03 April 2013

The Shoemaker's Holiday: 1599 or 2013?

Complaints about European immigrants stealing British jobs. A prominent class system. A backdrop of overseas war. Yesterday's paper? Or some of the issues discussed in Thomas Dekker's sixteenth century play The Shoemaker's Holiday?

The city comedy is a snapshot of London life for three class systems: shoemakers, lower gentry and upper gentry (effectively the working, middle and upper classes respectively).

To avoid going to France and inevitably dying in the mainland war one of the text's central figures, Lacy, disguises himself as a Dutch shoemaker.

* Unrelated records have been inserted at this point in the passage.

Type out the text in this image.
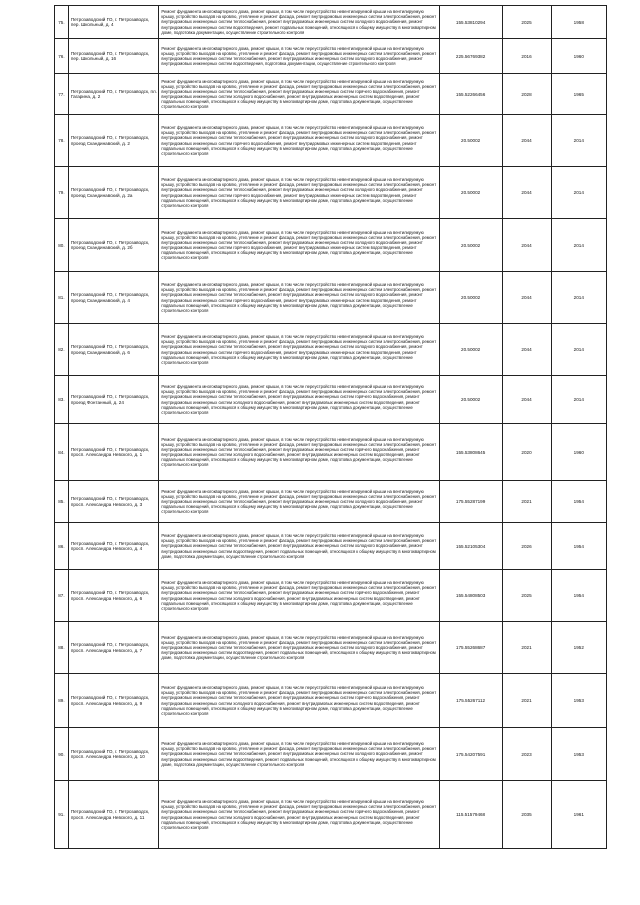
75.	Петрозаводский ГО, г. Петрозаводск, пер. Школьный, д. 4	Ремонт фундамента многоквартирного дома, ремонт крыши, в том числе переустройство невентилируемой крыши на вентилируемую крышу, устройство выходов на кровлю, утепление и ремонт фасада, ремонт внутридомовых инженерных систем электроснабжения, ремонт внутридомовых инженерных систем теплоснабжения, ремонт внутридомовых инженерных систем холодного водоснабжения, ремонт внутридомовых инженерных систем водоотведения, ремонт подвальных помещений, относящихся к общему имуществу в многоквартирном доме, подготовка документации, осуществление строительного контроля	155.53810294	2025	1958
76.	Петрозаводский ГО, г. Петрозаводск, пер. Школьный, д. 16	Ремонт фундамента многоквартирного дома, ремонт крыши, в том числе переустройство невентилируемой крыши на вентилируемую крышу, устройство выходов на кровлю, утепление и ремонт фасада, ремонт внутридомовых инженерных систем электроснабжения, ремонт внутридомовых инженерных систем теплоснабжения, ремонт внутридомовых инженерных систем холодного водоснабжения, ремонт внутридомовых инженерных систем водоотведения, подготовка документации, осуществление строительного контроля	225.56769382	2016	1960
77.	Петрозаводский ГО, г. Петрозаводск, пл. Гагарина, д. 2	Ремонт фундамента многоквартирного дома, ремонт крыши, в том числе переустройство невентилируемой крыши на вентилируемую крышу, устройство выходов на кровлю, утепление и ремонт фасада, ремонт внутридомовых инженерных систем электроснабжения, ремонт внутридомовых инженерных систем теплоснабжения, ремонт внутридомовых инженерных систем горячего водоснабжения, ремонт внутридомовых инженерных систем холодного водоснабжения, ремонт внутридомовых инженерных систем водоотведения, ремонт подвальных помещений, относящихся к общему имуществу в многоквартирном доме, подготовка документации, осуществление строительного контроля	155.52266456	2028	1965
78.	Петрозаводский ГО, г. Петрозаводск, проезд Скандинавский, д. 2	Ремонт фундамента многоквартирного дома, ремонт крыши, в том числе переустройство невентилируемой крыши на вентилируемую крышу, устройство выходов на кровлю, утепление и ремонт фасада, ремонт внутридомовых инженерных систем электроснабжения, ремонт внутридомовых инженерных систем теплоснабжения, ремонт внутридомовых инженерных систем холодного водоснабжения, ремонт внутридомовых инженерных систем горячего водоснабжения, ремонт внутридомовых инженерных систем водоотведения, ремонт подвальных помещений, относящихся к общему имуществу в многоквартирном доме, подготовка документации, осуществление строительного контроля	20.50002	2044	2014
79.	Петрозаводский ГО, г. Петрозаводск, проезд Скандинавский, д. 2а	Ремонт фундамента многоквартирного дома, ремонт крыши, в том числе переустройство невентилируемой крыши на вентилируемую крышу, устройство выходов на кровлю, утепление и ремонт фасада, ремонт внутридомовых инженерных систем электроснабжения, ремонт внутридомовых инженерных систем теплоснабжения, ремонт внутридомовых инженерных систем холодного водоснабжения, ремонт внутридомовых инженерных систем горячего водоснабжения, ремонт внутридомовых инженерных систем водоотведения, ремонт подвальных помещений, относящихся к общему имуществу в многоквартирном доме, подготовка документации, осуществление строительного контроля	20.50002	2044	2014
80.	Петрозаводский ГО, г. Петрозаводск, проезд Скандинавский, д. 2б	Ремонт фундамента многоквартирного дома, ремонт крыши, в том числе переустройство невентилируемой крыши на вентилируемую крышу, устройство выходов на кровлю, утепление и ремонт фасада, ремонт внутридомовых инженерных систем электроснабжения, ремонт внутридомовых инженерных систем теплоснабжения, ремонт внутридомовых инженерных систем холодного водоснабжения, ремонт внутридомовых инженерных систем горячего водоснабжения, ремонт внутридомовых инженерных систем водоотведения, ремонт подвальных помещений, относящихся к общему имуществу в многоквартирном доме, подготовка документации, осуществление строительного контроля	20.50002	2044	2014
81.	Петрозаводский ГО, г. Петрозаводск, проезд Скандинавский, д. 4	Ремонт фундамента многоквартирного дома, ремонт крыши, в том числе переустройство невентилируемой крыши на вентилируемую крышу, устройство выходов на кровлю, утепление и ремонт фасада, ремонт внутридомовых инженерных систем электроснабжения, ремонт внутридомовых инженерных систем теплоснабжения, ремонт внутридомовых инженерных систем холодного водоснабжения, ремонт внутридомовых инженерных систем горячего водоснабжения, ремонт внутридомовых инженерных систем водоотведения, ремонт подвальных помещений, относящихся к общему имуществу в многоквартирном доме, подготовка документации, осуществление строительного контроля	20.50002	2044	2014
82.	Петрозаводский ГО, г. Петрозаводск, проезд Скандинавский, д. 6	Ремонт фундамента многоквартирного дома, ремонт крыши, в том числе переустройство невентилируемой крыши на вентилируемую крышу, устройство выходов на кровлю, утепление и ремонт фасада, ремонт внутридомовых инженерных систем электроснабжения, ремонт внутридомовых инженерных систем теплоснабжения, ремонт внутридомовых инженерных систем холодного водоснабжения, ремонт внутридомовых инженерных систем горячего водоснабжения, ремонт внутридомовых инженерных систем водоотведения, ремонт подвальных помещений, относящихся к общему имуществу в многоквартирном доме, подготовка документации, осуществление строительного контроля	20.50002	2044	2014
83.	Петрозаводский ГО, г. Петрозаводск, проезд Фонтанный, д. 24	Ремонт фундамента многоквартирного дома, ремонт крыши, в том числе переустройство невентилируемой крыши на вентилируемую крышу, устройство выходов на кровлю, утепление и ремонт фасада, ремонт внутридомовых инженерных систем электроснабжения, ремонт внутридомовых инженерных систем теплоснабжения, ремонт внутридомовых инженерных систем горячего водоснабжения, ремонт внутридомовых инженерных систем холодного водоснабжения, ремонт внутридомовых инженерных систем водоотведения, ремонт подвальных помещений, относящихся к общему имуществу в многоквартирном доме, подготовка документации, осуществление строительного контроля	20.50002	2044	2014
84.	Петрозаводский ГО, г. Петрозаводск, просп. Александра Невского, д. 1	Ремонт фундамента многоквартирного дома, ремонт крыши, в том числе переустройство невентилируемой крыши на вентилируемую крышу, устройство выходов на кровлю, утепление и ремонт фасада, ремонт внутридомовых инженерных систем электроснабжения, ремонт внутридомовых инженерных систем теплоснабжения, ремонт внутридомовых инженерных систем горячего водоснабжения, ремонт внутридомовых инженерных систем холодного водоснабжения, ремонт внутридомовых инженерных систем водоотведения, ремонт подвальных помещений, относящихся к общему имуществу в многоквартирном доме, подготовка документации, осуществление строительного контроля	155.53808645	2020	1960
85.	Петрозаводский ГО, г. Петрозаводск, просп. Александра Невского, д. 3	Ремонт фундамента многоквартирного дома, ремонт крыши, в том числе переустройство невентилируемой крыши на вентилируемую крышу, устройство выходов на кровлю, утепление и ремонт фасада, ремонт внутридомовых инженерных систем электроснабжения, ремонт внутридомовых инженерных систем теплоснабжения, ремонт внутридомовых инженерных систем холодного водоснабжения, ремонт подвальных помещений, относящихся к общему имуществу в многоквартирном доме, подготовка документации, осуществление строительного контроля	175.55287199	2021	1954
86.	Петрозаводский ГО, г. Петрозаводск, просп. Александра Невского, д. 4	Ремонт фундамента многоквартирного дома, ремонт крыши, в том числе переустройство невентилируемой крыши на вентилируемую крышу, устройство выходов на кровлю, утепление и ремонт фасада, ремонт внутридомовых инженерных систем электроснабжения, ремонт внутридомовых инженерных систем теплоснабжения, ремонт внутридомовых инженерных систем холодного водоснабжения, ремонт внутридомовых инженерных систем водоотведения, ремонт подвальных помещений, относящихся к общему имуществу в многоквартирном доме, подготовка документации, осуществление строительного контроля	155.52105304	2026	1954
87.	Петрозаводский ГО, г. Петрозаводск, просп. Александра Невского, д. 6	Ремонт фундамента многоквартирного дома, ремонт крыши, в том числе переустройство невентилируемой крыши на вентилируемую крышу, устройство выходов на кровлю, утепление и ремонт фасада, ремонт внутридомовых инженерных систем электроснабжения, ремонт внутридомовых инженерных систем теплоснабжения, ремонт внутридомовых инженерных систем горячего водоснабжения, ремонт внутридомовых инженерных систем холодного водоснабжения, ремонт внутридомовых инженерных систем водоотведения, ремонт подвальных помещений, относящихся к общему имуществу в многоквартирном доме, подготовка документации, осуществление строительного контроля	155.54808503	2025	1954
88.	Петрозаводский ГО, г. Петрозаводск, просп. Александра Невского, д. 7	Ремонт фундамента многоквартирного дома, ремонт крыши, в том числе переустройство невентилируемой крыши на вентилируемую крышу, устройство выходов на кровлю, утепление и ремонт фасада, ремонт внутридомовых инженерных систем электроснабжения, ремонт внутридомовых инженерных систем теплоснабжения, ремонт внутридомовых инженерных систем холодного водоснабжения, ремонт внутридомовых инженерных систем водоотведения, ремонт подвальных помещений, относящихся к общему имуществу в многоквартирном доме, подготовка документации, осуществление строительного контроля	175.55268687	2021	1952
89.	Петрозаводский ГО, г. Петрозаводск, просп. Александра Невского, д. 9	Ремонт фундамента многоквартирного дома, ремонт крыши, в том числе переустройство невентилируемой крыши на вентилируемую крышу, устройство выходов на кровлю, утепление и ремонт фасада, ремонт внутридомовых инженерных систем электроснабжения, ремонт внутридомовых инженерных систем теплоснабжения, ремонт внутридомовых инженерных систем горячего водоснабжения, ремонт внутридомовых инженерных систем холодного водоснабжения, ремонт внутридомовых инженерных систем водоотведения, ремонт подвальных помещений, относящихся к общему имуществу в многоквартирном доме, подготовка документации, осуществление строительного контроля	175.55267112	2021	1953
90.	Петрозаводский ГО, г. Петрозаводск, просп. Александра Невского, д. 10	Ремонт фундамента многоквартирного дома, ремонт крыши, в том числе переустройство невентилируемой крыши на вентилируемую крышу, устройство выходов на кровлю, утепление и ремонт фасада, ремонт внутридомовых инженерных систем электроснабжения, ремонт внутридомовых инженерных систем теплоснабжения, ремонт внутридомовых инженерных систем холодного водоснабжения, ремонт внутридомовых инженерных систем водоотведения, ремонт подвальных помещений, относящихся к общему имуществу в многоквартирном доме, подготовка документации, осуществление строительного контроля	175.54207591	2023	1953
91.	Петрозаводский ГО, г. Петрозаводск, просп. Александра Невского, д. 11	Ремонт фундамента многоквартирного дома, ремонт крыши, в том числе переустройство невентилируемой крыши на вентилируемую крышу, устройство выходов на кровлю, утепление и ремонт фасада, ремонт внутридомовых инженерных систем электроснабжения, ремонт внутридомовых инженерных систем теплоснабжения, ремонт внутридомовых инженерных систем горячего водоснабжения, ремонт внутридомовых инженерных систем холодного водоснабжения, ремонт внутридомовых инженерных систем водоотведения, ремонт подвальных помещений, относящихся к общему имуществу в многоквартирном доме, подготовка документации, осуществление строительного контроля	115.51579468	2035	1961
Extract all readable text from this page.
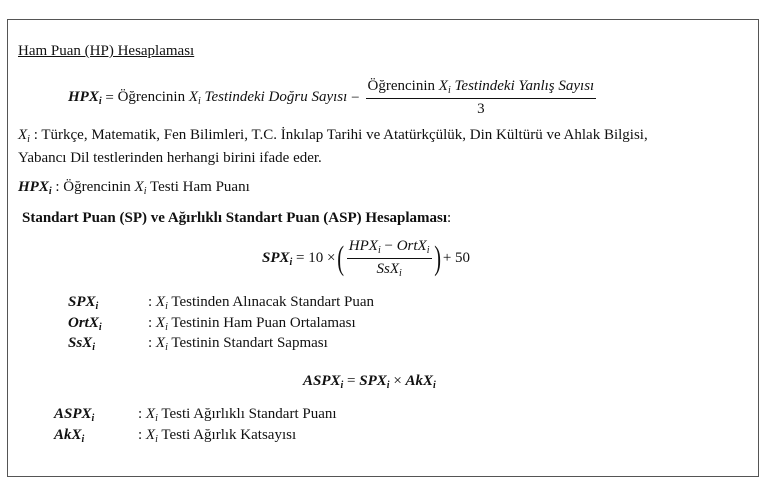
Ham Puan (HP) Hesaplaması
$HPX_i$ = Öğrencinin $X_i$ Testindeki Doğru Sayısı − $\frac{Öğrencinin X_i Testindeki Yanlış Sayısı}{3}$
$X_i$ : Türkçe, Matematik, Fen Bilimleri, T.C. İnkılap Tarihi ve Atatürkçülük, Din Kültürü ve Ahlak Bilgisi,
Yabancı Dil testlerinden herhangi birini ifade eder.
$HPX_i$ : Öğrencinin $X_i$ Testi Ham Puanı
Standart Puan (SP) ve Ağırlıklı Standart Puan (ASP) Hesaplaması:
$SPX_i = 10$ × ( $\frac{HPX_i - OrtX_i}{SsX_i}$ ) + 50
$SPX_i$	: $X_i$ Testinden Alınacak Standart Puan
OrtX$_i$	: $X_i$ Testinin Ham Puan Ortalaması
SsX$_i$	: $X_i$ Testinin Standart Sapması
$ASPX_i = SPX_i \times AkX_i$
$ASPX_i$	: $X_i$ Testi Ağırlıklı Standart Puanı
AkX$_i$	: $X_i$ Testi Ağırlık Katsayısı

The Dutch culture is stereotyped with a "typical" stock character name, Hans Meulter, a butchery of the Dutch language "Der was een bore van Gelderland, Frolick sie byen; He was als dronck he could niet stand" and probably offensively culturally-appropriated costume. He is treated as a clown by the other characters - only allowed to work alongside them as it is suggested that his language is a source of comedy for the other characters and undoubtedly the audience. In fact, Dutch shoemakers made up a considerable portion of shoemakers in London during the period in which the play was published. They were a real threat to the British shoemakers in the industry. The audience (particularly the British working class) would have relished in the mockery of Hans as Dekker constructs the Dutch as sub- to the dominant English.

The class system is what the play's romance plot centres around. Lacy and Rose cannot marry because Lacy is of too high birth according to Rose's father. Lacy's uncle agrees in an attempt to maintain the class boundaries and establish a - blah blah blah basically the boring storyline/plot with a marriage at the end conventional of comedy to distract from all the bigger themes going on in the text. A very clever double plot but still. Relevant because of today's Great British class calculator. Thanks BBC for reinforcing that.

The backdrop of the war in France is the fissure in the text - the bigger picture in comparison to the petty squabbles and carnivalesque disguises taking place in London. Rafe comes back from war maimed but we're encouraged to interpret his return as lucky to have come back at all. The fact he was torn from Jane so soon after their marriage is constructed as Jane behaving out of order (emotional woman stereotype) while Rafe fulfils his duty as a man - stereotyping traditional gender politics. Meanwhile Lacy's avoidance of going to war at all is skimmed over in an attempt to maintain the romance plot line.

Overall we're left unsettled with the war plot line and disturbed almost at how the petty dealings of shoemakers and "real-life" is played up meanwhile the big issues are skimmed over, ignored and underplayed.

The text is a catalogue of modern current affairs issues in the sixteenth century; it's both a credit to Dekker's craft that the text has stood the test of time but also a signal of disappointment that over four hundred years later as a nation we are still struggling with the same issues.